Taming The Document Deluge

Moving toward the digital workplace is no small task, but saves businesses time and money. Here’s how Laserfiche intends to speed the process with its newest software.

Every firm, regardless of industry or size, needs to control costs, both real and intangible. Real costs cover everything from salaries to health plans to raw materials; intangible costs stem from wasted manpower hours and lost documents, which translate, ultimately, into lost business.

But there are also costs — perhaps not as noticeable — tied to managing the steady and, at times, torrential, flow of documents that move within and outside of organizations.

To that end, enterprise content management vendor Laserfiche has focused for years (since 1987, in fact) on helping companies go paperless. And most recently, the firm has released Laserfiche 10, which is the latest iteration of its enterprise content management software, incorporating social and mobile elements into the platform to help companies streamline internal processes.

In a series of offerings through the software itself, Laserfiche offers templates (more than 100 of them) that can be used by various departments within a firm for specific functions, ranging from IT to accounting. The company’s templates also can be tailored to specific industries, such as education or health care.

In an interview with PYMNTS, Linda Ding, financial program strategist with Laserfiche, said that the newest software development is geared toward redesigning and redirecting the flow of information throughout the enterprise. “The role of automation in content management,” she said, “is one that helps lead to a digital marketplace” and one that helps move away from older, legacy processes that involve scanning or paperwork.

Paper can foster boxes of documents piling up in storage facilities and overstuffed filing cabinets. Some industries that benefit most immediately from robust enterprise content management platforms, according to Ding, include higher education, financial services and health care, where documents can cross across any number of desks (or rather computers) and departments.

The new software offers business analytics that can, for example, track documents, such as invoices, from inception to approval to payments (fulfilling the invoice) in real time and track who “touched” the document, if only virtually. In addition, said tracking can see who is maintaining a hold on a document, slowing down processing and creating inefficiencies, which can have an impact on cash flow cycles, eventually.

Managers or decision-makers (say, a lone soul who has ultimate approval over payments, hypothetically speaking, at a smaller nonprofit) can get a “push” notice through the software, via email and other alerts.

In a nod to the ability of employees themselves to have a positive impact on internal processes, the newly added social media aspect of the software allows team members to engage in dialogue with one another and other departments and even offers suggestions across unified platforms. Team members can even shift assignments (as Ding noted, as an employee is on vacation, for example), which helps continuity of workflow.

Collaboration remains key amid all this interaction, and, noted Ding, Laserfiche 10 is driven by graphical interfaces and dashboards that can tell what deliverables are due when (color-coded) and how tasks are distributed among users.
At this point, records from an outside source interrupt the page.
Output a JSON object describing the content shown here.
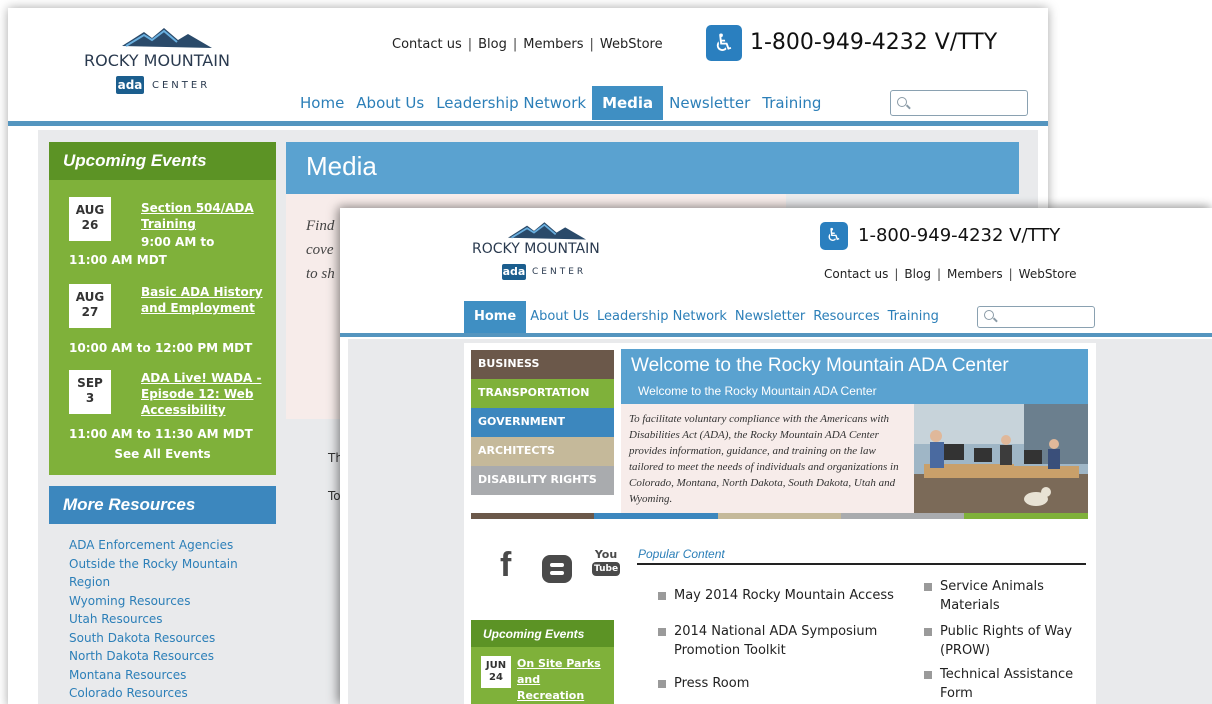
{
  "colors": {
    "nav_blue": "#2c7fb8",
    "banner_blue": "#5aa2d0",
    "event_green": "#7fb13a",
    "event_green_dark": "#5c9325",
    "intro_pink": "#f7ecea",
    "bar_blue": "#5495bf"
  },
  "back": {
    "logo": {
      "name": "ROCKY MOUNTAIN",
      "mark": "ada",
      "center": "CENTER"
    },
    "top_links": [
      "Contact us",
      "Blog",
      "Members",
      "WebStore"
    ],
    "phone": "1-800-949-4232  V/TTY",
    "accessibility_icon": "wheelchair-icon",
    "nav": [
      "Home",
      "About Us",
      "Leadership Network",
      "Media",
      "Newsletter",
      "Training"
    ],
    "nav_active": "Media",
    "events": {
      "heading": "Upcoming Events",
      "items": [
        {
          "month": "AUG",
          "day": "26",
          "title": "Section 504/ADA Training",
          "time_inline": "9:00 AM to",
          "time_line": "11:00 AM MDT"
        },
        {
          "month": "AUG",
          "day": "27",
          "title": "Basic ADA History and Employment",
          "time_line": "10:00 AM to 12:00 PM MDT"
        },
        {
          "month": "SEP",
          "day": "3",
          "title": "ADA Live! WADA - Episode 12: Web Accessibility",
          "time_line": "11:00 AM to 11:30 AM MDT"
        }
      ],
      "see_all": "See All Events"
    },
    "resources": {
      "heading": "More Resources",
      "items": [
        "ADA Enforcement Agencies",
        "Outside the Rocky Mountain",
        "Region",
        "Wyoming Resources",
        "Utah Resources",
        "South Dakota Resources",
        "North Dakota Resources",
        "Montana Resources",
        "Colorado Resources"
      ]
    },
    "media_title": "Media",
    "intro_lines": [
      "Find",
      "cove",
      "to sh"
    ],
    "frag_1": "Th",
    "frag_2": "To"
  },
  "front": {
    "logo": {
      "name": "ROCKY MOUNTAIN",
      "mark": "ada",
      "center": "CENTER"
    },
    "phone": "1-800-949-4232  V/TTY",
    "accessibility_icon": "wheelchair-icon",
    "top_links": [
      "Contact us",
      "Blog",
      "Members",
      "WebStore"
    ],
    "nav": [
      "Home",
      "About Us",
      "Leadership Network",
      "Newsletter",
      "Resources",
      "Training"
    ],
    "nav_active": "Home",
    "categories": [
      {
        "label": "BUSINESS",
        "color": "#6b584a"
      },
      {
        "label": "TRANSPORTATION",
        "color": "#7fb13a"
      },
      {
        "label": "GOVERNMENT",
        "color": "#3c87be"
      },
      {
        "label": "ARCHITECTS",
        "color": "#c5b99a"
      },
      {
        "label": "DISABILITY RIGHTS",
        "color": "#a9abae"
      }
    ],
    "welcome_title": "Welcome to the Rocky Mountain ADA Center",
    "welcome_subtitle": "Welcome to the Rocky Mountain ADA Center",
    "welcome_body": "To facilitate voluntary compliance with the Americans with Disabilities Act (ADA), the Rocky Mountain ADA Center provides information, guidance, and training on the law tailored to meet the needs of individuals and organizations in Colorado, Montana, North Dakota, South Dakota, Utah and Wyoming.",
    "social": {
      "facebook": "f",
      "youtube_top": "You",
      "youtube_bottom": "Tube"
    },
    "popular_heading": "Popular Content",
    "popular_left": [
      "May 2014 Rocky Mountain Access",
      "2014 National ADA Symposium Promotion Toolkit",
      "Press Room"
    ],
    "popular_right": [
      "Service Animals Materials",
      "Public Rights of Way (PROW)",
      "Technical Assistance Form"
    ],
    "events": {
      "heading": "Upcoming Events",
      "month": "JUN",
      "day": "24",
      "title": "On Site Parks and Recreation Training"
    }
  }
}
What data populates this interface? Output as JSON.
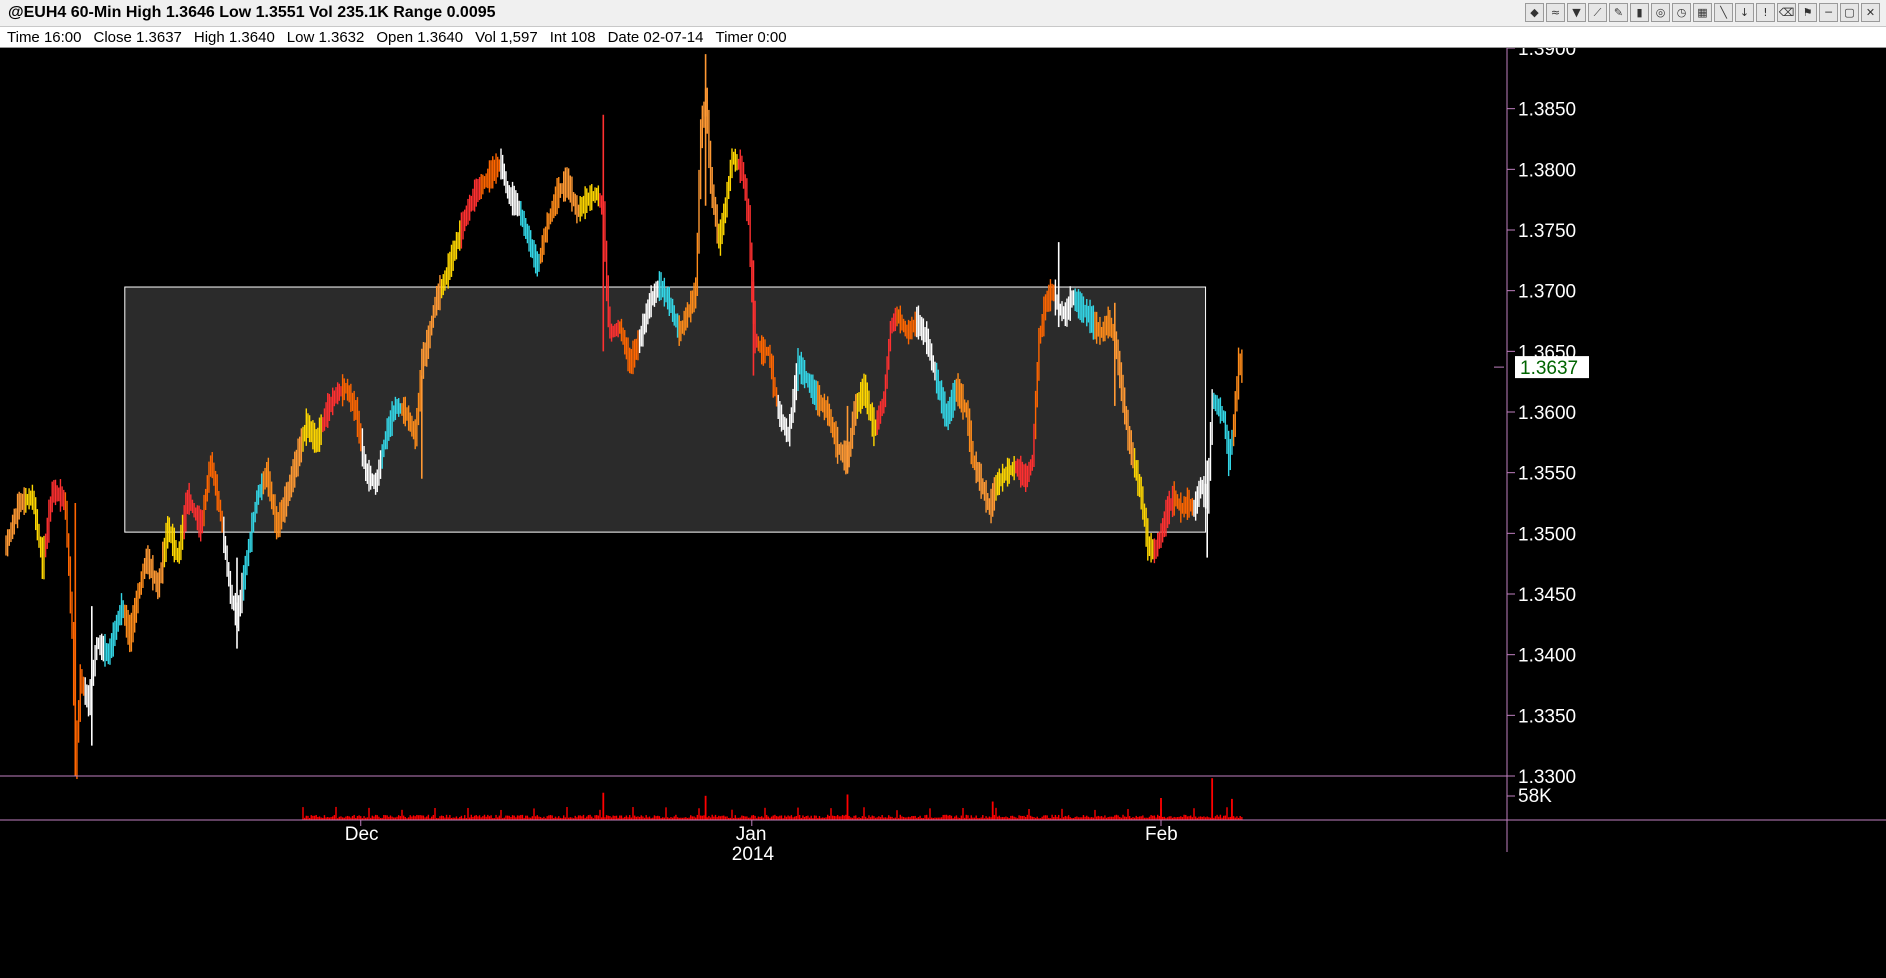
{
  "window": {
    "title": "@EUH4 60-Min High 1.3646 Low 1.3551 Vol 235.1K Range 0.0095",
    "toolbar_icons": [
      "chart-type-icon",
      "overlay-icon",
      "indicator-icon",
      "draw-line-icon",
      "pencil-icon",
      "bar-icon",
      "marker-icon",
      "clock-icon",
      "table-icon",
      "trend-line-icon",
      "arrow-down-icon",
      "alert-icon",
      "delete-icon",
      "flag-icon",
      "minimize-icon",
      "maximize-icon",
      "close-icon"
    ]
  },
  "info": {
    "time": "Time 16:00",
    "close": "Close 1.3637",
    "high": "High 1.3640",
    "low": "Low 1.3632",
    "open": "Open 1.3640",
    "vol": "Vol 1,597",
    "int": "Int 108",
    "date": "Date 02-07-14",
    "timer": "Timer 0:00"
  },
  "colors": {
    "background": "#000000",
    "axis": "#c080c0",
    "volume": "#ff0000",
    "range_box_fill": "#2b2b2b",
    "range_box_stroke": "#ffffff",
    "price_badge_bg": "#ffffff",
    "price_badge_text": "#006400",
    "palette": [
      "#ff9933",
      "#ffd700",
      "#ff3030",
      "#ff6600",
      "#ffffff",
      "#33d6e6",
      "#ff8c1a"
    ]
  },
  "chart_data": {
    "type": "bar",
    "ylim": [
      1.33,
      1.39
    ],
    "y_ticks": [
      "1.3900",
      "1.3850",
      "1.3800",
      "1.3750",
      "1.3700",
      "1.3650",
      "1.3600",
      "1.3550",
      "1.3500",
      "1.3450",
      "1.3400",
      "1.3350",
      "1.3300"
    ],
    "x_ticks": [
      {
        "label": "Dec",
        "index": 215
      },
      {
        "label": "Jan",
        "index": 452
      },
      {
        "label": "Feb",
        "index": 700
      }
    ],
    "x_year_label": "2014",
    "bar_count": 750,
    "last_price": "1.3637",
    "range_box": {
      "start_index": 72,
      "end_index": 727,
      "top": 1.3703,
      "bottom": 1.3501
    },
    "price_path": [
      [
        0,
        1.349
      ],
      [
        8,
        1.3525
      ],
      [
        16,
        1.353
      ],
      [
        22,
        1.3475
      ],
      [
        28,
        1.3535
      ],
      [
        34,
        1.353
      ],
      [
        36,
        1.352
      ],
      [
        40,
        1.342
      ],
      [
        42,
        1.331
      ],
      [
        45,
        1.338
      ],
      [
        50,
        1.336
      ],
      [
        55,
        1.341
      ],
      [
        62,
        1.34
      ],
      [
        70,
        1.344
      ],
      [
        75,
        1.3415
      ],
      [
        80,
        1.345
      ],
      [
        85,
        1.348
      ],
      [
        92,
        1.3455
      ],
      [
        98,
        1.3505
      ],
      [
        104,
        1.348
      ],
      [
        110,
        1.353
      ],
      [
        118,
        1.3505
      ],
      [
        124,
        1.356
      ],
      [
        130,
        1.3515
      ],
      [
        136,
        1.345
      ],
      [
        140,
        1.343
      ],
      [
        146,
        1.348
      ],
      [
        152,
        1.353
      ],
      [
        158,
        1.355
      ],
      [
        164,
        1.3505
      ],
      [
        170,
        1.353
      ],
      [
        176,
        1.356
      ],
      [
        182,
        1.359
      ],
      [
        188,
        1.3575
      ],
      [
        194,
        1.36
      ],
      [
        200,
        1.3615
      ],
      [
        206,
        1.362
      ],
      [
        212,
        1.36
      ],
      [
        218,
        1.355
      ],
      [
        224,
        1.354
      ],
      [
        230,
        1.358
      ],
      [
        236,
        1.3605
      ],
      [
        242,
        1.36
      ],
      [
        248,
        1.358
      ],
      [
        252,
        1.364
      ],
      [
        256,
        1.366
      ],
      [
        260,
        1.369
      ],
      [
        266,
        1.371
      ],
      [
        272,
        1.3735
      ],
      [
        278,
        1.376
      ],
      [
        284,
        1.378
      ],
      [
        290,
        1.379
      ],
      [
        296,
        1.38
      ],
      [
        300,
        1.3805
      ],
      [
        304,
        1.378
      ],
      [
        310,
        1.377
      ],
      [
        316,
        1.3745
      ],
      [
        322,
        1.372
      ],
      [
        328,
        1.3755
      ],
      [
        334,
        1.378
      ],
      [
        340,
        1.379
      ],
      [
        346,
        1.3765
      ],
      [
        352,
        1.3775
      ],
      [
        358,
        1.378
      ],
      [
        362,
        1.3765
      ],
      [
        364,
        1.37
      ],
      [
        366,
        1.3665
      ],
      [
        372,
        1.367
      ],
      [
        378,
        1.364
      ],
      [
        384,
        1.366
      ],
      [
        390,
        1.369
      ],
      [
        396,
        1.3705
      ],
      [
        402,
        1.369
      ],
      [
        408,
        1.3665
      ],
      [
        414,
        1.3685
      ],
      [
        418,
        1.37
      ],
      [
        421,
        1.383
      ],
      [
        424,
        1.386
      ],
      [
        427,
        1.379
      ],
      [
        432,
        1.374
      ],
      [
        436,
        1.377
      ],
      [
        440,
        1.381
      ],
      [
        446,
        1.38
      ],
      [
        450,
        1.376
      ],
      [
        452,
        1.37
      ],
      [
        454,
        1.366
      ],
      [
        458,
        1.365
      ],
      [
        462,
        1.365
      ],
      [
        468,
        1.36
      ],
      [
        474,
        1.358
      ],
      [
        480,
        1.364
      ],
      [
        486,
        1.3625
      ],
      [
        492,
        1.361
      ],
      [
        498,
        1.36
      ],
      [
        504,
        1.357
      ],
      [
        510,
        1.356
      ],
      [
        514,
        1.36
      ],
      [
        520,
        1.362
      ],
      [
        526,
        1.3585
      ],
      [
        532,
        1.361
      ],
      [
        536,
        1.367
      ],
      [
        540,
        1.368
      ],
      [
        546,
        1.3665
      ],
      [
        552,
        1.3675
      ],
      [
        558,
        1.366
      ],
      [
        564,
        1.3625
      ],
      [
        570,
        1.3595
      ],
      [
        576,
        1.362
      ],
      [
        582,
        1.36
      ],
      [
        586,
        1.356
      ],
      [
        590,
        1.3545
      ],
      [
        596,
        1.352
      ],
      [
        600,
        1.354
      ],
      [
        606,
        1.355
      ],
      [
        612,
        1.3555
      ],
      [
        618,
        1.3545
      ],
      [
        622,
        1.356
      ],
      [
        626,
        1.366
      ],
      [
        630,
        1.369
      ],
      [
        634,
        1.37
      ],
      [
        638,
        1.3685
      ],
      [
        642,
        1.368
      ],
      [
        646,
        1.3695
      ],
      [
        652,
        1.3685
      ],
      [
        656,
        1.368
      ],
      [
        660,
        1.367
      ],
      [
        664,
        1.3665
      ],
      [
        668,
        1.3675
      ],
      [
        672,
        1.366
      ],
      [
        676,
        1.362
      ],
      [
        680,
        1.358
      ],
      [
        684,
        1.3555
      ],
      [
        688,
        1.353
      ],
      [
        692,
        1.349
      ],
      [
        696,
        1.3485
      ],
      [
        700,
        1.35
      ],
      [
        704,
        1.352
      ],
      [
        708,
        1.353
      ],
      [
        712,
        1.352
      ],
      [
        716,
        1.3525
      ],
      [
        720,
        1.352
      ],
      [
        724,
        1.354
      ],
      [
        728,
        1.3525
      ],
      [
        731,
        1.361
      ],
      [
        734,
        1.3605
      ],
      [
        738,
        1.3595
      ],
      [
        741,
        1.356
      ],
      [
        744,
        1.359
      ],
      [
        747,
        1.364
      ],
      [
        749,
        1.3637
      ]
    ],
    "spikes": [
      {
        "index": 42,
        "low": 1.33,
        "high": 1.3525
      },
      {
        "index": 52,
        "low": 1.3325,
        "high": 1.344
      },
      {
        "index": 140,
        "low": 1.3405,
        "high": 1.348
      },
      {
        "index": 252,
        "low": 1.3545,
        "high": 1.363
      },
      {
        "index": 362,
        "low": 1.365,
        "high": 1.3845
      },
      {
        "index": 424,
        "low": 1.377,
        "high": 1.3895
      },
      {
        "index": 453,
        "low": 1.363,
        "high": 1.3725
      },
      {
        "index": 510,
        "low": 1.355,
        "high": 1.3605
      },
      {
        "index": 638,
        "low": 1.367,
        "high": 1.374
      },
      {
        "index": 672,
        "low": 1.3605,
        "high": 1.369
      },
      {
        "index": 728,
        "low": 1.348,
        "high": 1.356
      }
    ],
    "volume": {
      "tick_label": "58K",
      "spikes": [
        {
          "index": 362,
          "value": 0.62
        },
        {
          "index": 424,
          "value": 0.55
        },
        {
          "index": 510,
          "value": 0.58
        },
        {
          "index": 598,
          "value": 0.42
        },
        {
          "index": 700,
          "value": 0.5
        },
        {
          "index": 731,
          "value": 0.95
        },
        {
          "index": 743,
          "value": 0.48
        }
      ]
    }
  }
}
Addressing the ever-present issue of security, having electronic data tracking, encrypted document access and access limited by job function — not to mention the absence of oh-so-vulnerable paper files — Ding maintained that such features are increasingly valuable in a compliance and regulatory environment that demands accurate tracking and real-time retrieval.

So, what does this all mean for results? Cash flow improves with shorter invoice times, and visibility into how workers are dealing with outside vendors helps with supply chains, especially across borders and as companies become increasingly global.